To send logs, config files, etc..., yes, use e-mail for that.  But for
conversations, messages, etc... -- use the phone, give the person at the
other side a sense more than what text can do.  Limit your e-mail
conversation to a notice or even a "hey, I send you a voice-mail" and do
_not_ attempt conversation over it in a professional environment.

It says worlds about how much you _avoid_ meeting people, and it heavily
factors into my opinion of a consultant or employee I'm paying!  ;->

> 2: My embedded headless linux targets live in isolated 
>     networks, even relative to other computer or 
>     network equipment at the target site.  At times, the nearest
>     land is 2 miles straight down (ocean floor).

And your point is?  You feel RBAC/MAC somehow requires a physical
presence?  Or you haven't addressed how RBAC/MAC should be setup before
you send it out?

I don't put systems with RBAC/MAC in place _until_ it works as I've
configured it.  And that means I do _not_ change the functionality of
the unit in the field, because it might not work because of such
controls (or other things besides RBAC/MAC) if and when I do.  I will
replace the unit with a new, changed version that has been tested.

That's just good configuration management.  It has _nothing_ to do with
RBAC/MAC.

> 3: These targets are also without anything resembling 
>     a linux-aware operator and (ipso facto) must generate 
>     NO mail and self-limiting logs of a "usually ignored' type.
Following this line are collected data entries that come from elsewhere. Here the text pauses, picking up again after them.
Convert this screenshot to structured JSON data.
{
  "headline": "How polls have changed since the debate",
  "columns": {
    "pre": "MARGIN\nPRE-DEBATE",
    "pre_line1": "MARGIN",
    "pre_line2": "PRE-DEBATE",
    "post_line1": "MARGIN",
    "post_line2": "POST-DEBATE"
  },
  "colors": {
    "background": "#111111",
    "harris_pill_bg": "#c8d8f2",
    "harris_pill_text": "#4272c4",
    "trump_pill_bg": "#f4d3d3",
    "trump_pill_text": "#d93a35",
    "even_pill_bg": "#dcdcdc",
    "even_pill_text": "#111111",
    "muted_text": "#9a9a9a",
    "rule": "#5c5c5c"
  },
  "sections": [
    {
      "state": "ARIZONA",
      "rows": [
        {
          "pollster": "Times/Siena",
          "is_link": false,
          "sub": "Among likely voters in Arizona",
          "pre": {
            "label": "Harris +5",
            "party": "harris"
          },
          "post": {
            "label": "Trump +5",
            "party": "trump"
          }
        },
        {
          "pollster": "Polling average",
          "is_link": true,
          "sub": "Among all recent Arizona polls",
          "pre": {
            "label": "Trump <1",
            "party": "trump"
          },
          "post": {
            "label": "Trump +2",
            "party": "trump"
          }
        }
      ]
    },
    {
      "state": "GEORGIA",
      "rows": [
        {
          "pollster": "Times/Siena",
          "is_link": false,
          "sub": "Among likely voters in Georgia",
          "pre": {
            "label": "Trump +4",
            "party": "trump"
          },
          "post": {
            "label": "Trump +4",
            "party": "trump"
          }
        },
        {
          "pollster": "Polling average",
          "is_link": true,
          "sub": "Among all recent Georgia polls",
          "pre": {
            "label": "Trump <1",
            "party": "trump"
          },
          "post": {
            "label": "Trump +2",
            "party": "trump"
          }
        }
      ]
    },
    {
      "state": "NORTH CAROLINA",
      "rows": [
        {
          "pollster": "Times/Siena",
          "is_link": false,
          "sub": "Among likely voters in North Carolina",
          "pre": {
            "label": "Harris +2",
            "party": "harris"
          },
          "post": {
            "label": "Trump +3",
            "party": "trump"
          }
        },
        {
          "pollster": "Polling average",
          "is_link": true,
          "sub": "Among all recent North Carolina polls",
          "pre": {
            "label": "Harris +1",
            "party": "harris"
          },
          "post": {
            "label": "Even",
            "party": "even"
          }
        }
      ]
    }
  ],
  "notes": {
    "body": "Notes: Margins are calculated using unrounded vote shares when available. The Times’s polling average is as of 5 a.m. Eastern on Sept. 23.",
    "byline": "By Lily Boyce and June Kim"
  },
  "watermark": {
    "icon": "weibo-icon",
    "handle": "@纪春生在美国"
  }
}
Well, that makes a little more sense.  If you're not concerned with
monitoring the unit for failure or compromise, then no, RBAC/MAC doesn't
make sense.  I'll give you that.

So how do you know the unit needs to be replaced?  If it is your
argument that you only need functionality, and that's the only time you
would replace it (if it no longer did so), then that's agreeable.  I.e.,
if someone compromises the system and piggy-backs functionality on the
unit, that's not an issue, then I'll agree with you 100% -- RBAC/MAC
offers you nothing.

> from the above, SELinux offers me *nothing* I need and costs me
> something for which there is no reward.